By Attorneys Robert L. Reeves and Steven J. Malm 
The issue of gay marriage has received much attention from the media. In May, President Obama declared his support for gay marriage. Also garnering attention is the impact of the Defense of Marriage Act (“DOMA”) on the immigrant community. Under DOMA, a US citizen cannot petition a same-sex spouse for a green card. 

DOMA prevents Federal immigration law from recognizing same-sex marriages entered into in Massachusetts, Connecticut, California (before Prop 8 passed on November 8, 2008), Iowa, Vermont, New Hampshire, New York, and the District of Columbia.  Ironically, in the same-sex marriage context, Federal law grants greater rights to non-immigrants than to US citizens. 

For example, same-sex spouses of certain non-immigrant visa holders may remain in the United States on a tourist visa and extend their stays.  Although there is the potential for fruitful litigation on the issue of petitioning same-sex alien spouses, US citizens have been advised not to file such green card petitions for fear of inviting a removal (aka deportation) proceeding.  

Once in removal proceedings however a gay or lesbian respondent may be able to invoke the existence of a same-sex marriage to request relief from removal.  One form of relief available to aliens the government seeks to remove from the United States (aka respondents) is Cancellation of Removal. 

In general, to qualify for this relief an alien must have resided continuously in the United States for 10 years, possess good moral character and not have committed certain crimes, and have a US citizen child, spouse, or parent.  In the past, Federal agencies, the Department of Justice and Department of Homeland Security have refused to acknowledge or accept a same-sex US citizen spouse as a qualifying relative for Cancellation of Removal or for other purposes. 

However, the Attorney General weighed in on this issue in 2011 with specific instructions to the Board of Immigration Appeals to consider whether a same-sex spouse should be considered as a qualifying relative.  This is an especially momentous decision because the Attorney General is the head of the Department of Justice, which oversees the administration of the United States Immigration Courts. 

Also, in removal proceedings, there have been examples of the Department of Homeland Security agreeing to temporarily not pursue the deportation of aliens in same-sex marriages with US citizens through what is known as prosecutorial discretion.  So, recent developments provide a glimmer of light for respondents facing deportation proceedings in Immigration Court.  

On the cutting edge of DOMA and immigration law are various lawsuits in Federal court.  In fact, the constitutionality of DOMA may be destined for the United States Supreme Court.  The First Circuit Court of Appeals recently held against DOMA as did a Ninth Circuit panel without either Court going so far as to say that same-sex couples have a constitutional right to marry. 

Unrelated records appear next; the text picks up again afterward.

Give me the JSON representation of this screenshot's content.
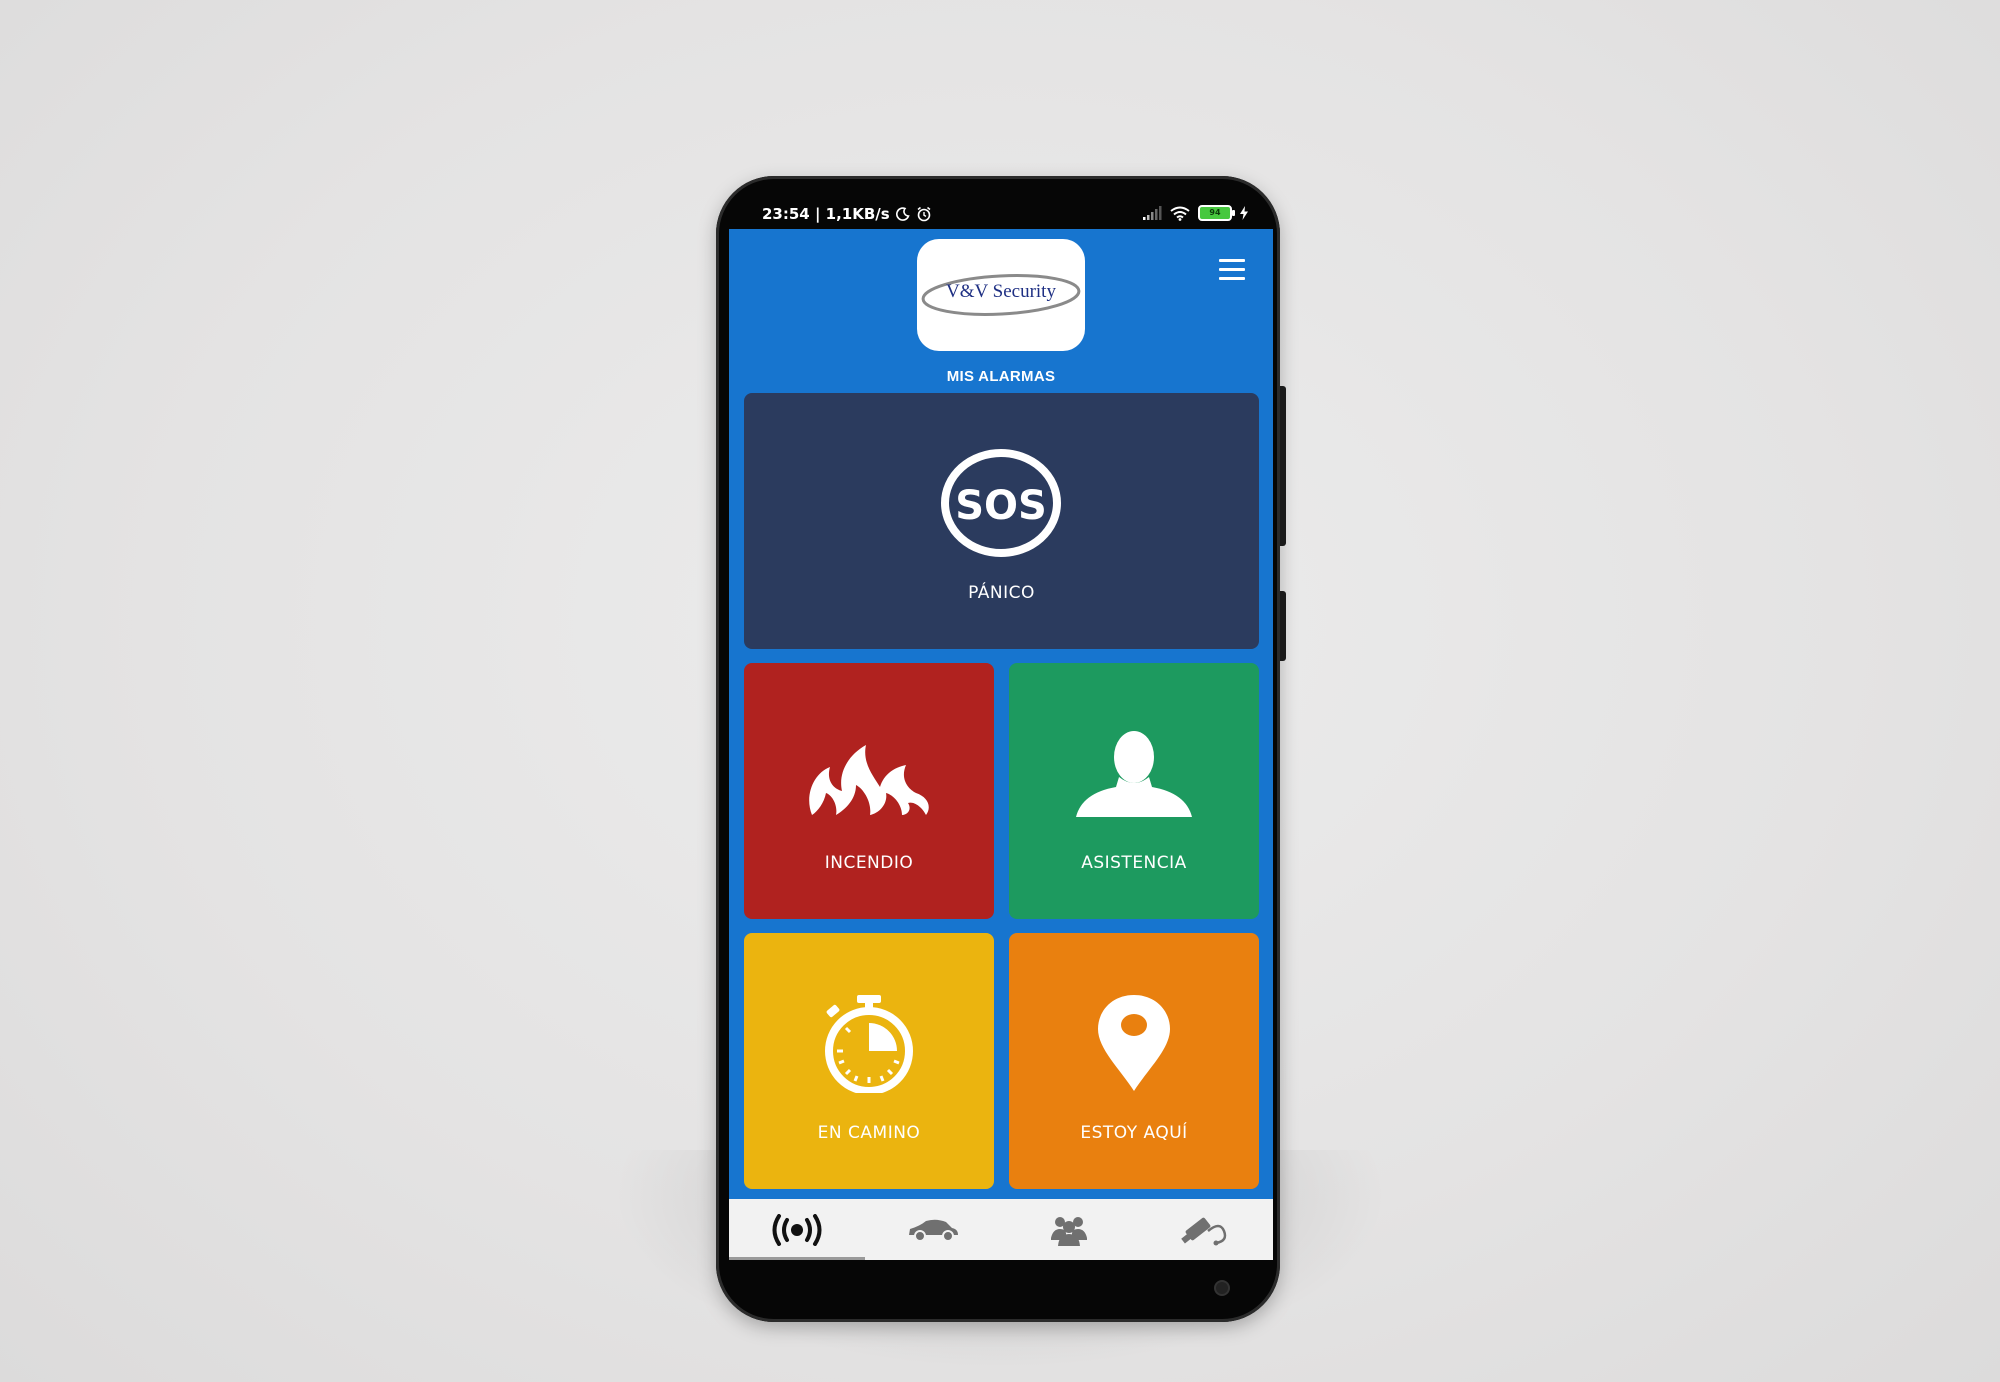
{
  "status_bar": {
    "time_net": "23:54 | 1,1KB/s",
    "battery": "94"
  },
  "header": {
    "logo_text": "V&V Security",
    "section_title": "MIS ALARMAS"
  },
  "tiles": [
    {
      "label": "PÁNICO",
      "icon_text": "SOS",
      "color": "#2b3b5e",
      "icon": "sos-icon"
    },
    {
      "label": "INCENDIO",
      "color": "#b0221f",
      "icon": "fire-icon"
    },
    {
      "label": "ASISTENCIA",
      "color": "#1d9a5f",
      "icon": "person-icon"
    },
    {
      "label": "EN CAMINO",
      "color": "#ebb40f",
      "icon": "stopwatch-icon"
    },
    {
      "label": "ESTOY AQUÍ",
      "color": "#e9800f",
      "icon": "location-pin-icon"
    }
  ],
  "bottom_nav": {
    "items": [
      "alarm-broadcast-icon",
      "car-icon",
      "group-icon",
      "camera-icon"
    ],
    "active_index": 0
  },
  "colors": {
    "screen_background": "#1775cf",
    "nav_background": "#f2f2f2",
    "nav_icon": "#707070",
    "nav_icon_active": "#111111"
  }
}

There have been lawsuits filed against United States Citizenship and Immigration Services (“USCIS”) in Federal courts for denials of petitions for same-sex spouses.  Though the Obama administration has taken the position that they will not defend the constitutionality of DOMA, the House of Representatives has voted to fund the defense of DOMA. 

Ultimately, whether same-sex spouses will be entitled to remain in the United States or face deportation comes down to the federal courts and/or a new law from Congress. In the meantime, same-sex couples should visit with a reputable immigration attorney for an update on recent developments and to explore whether another avenue towards legal residency in the United States exists.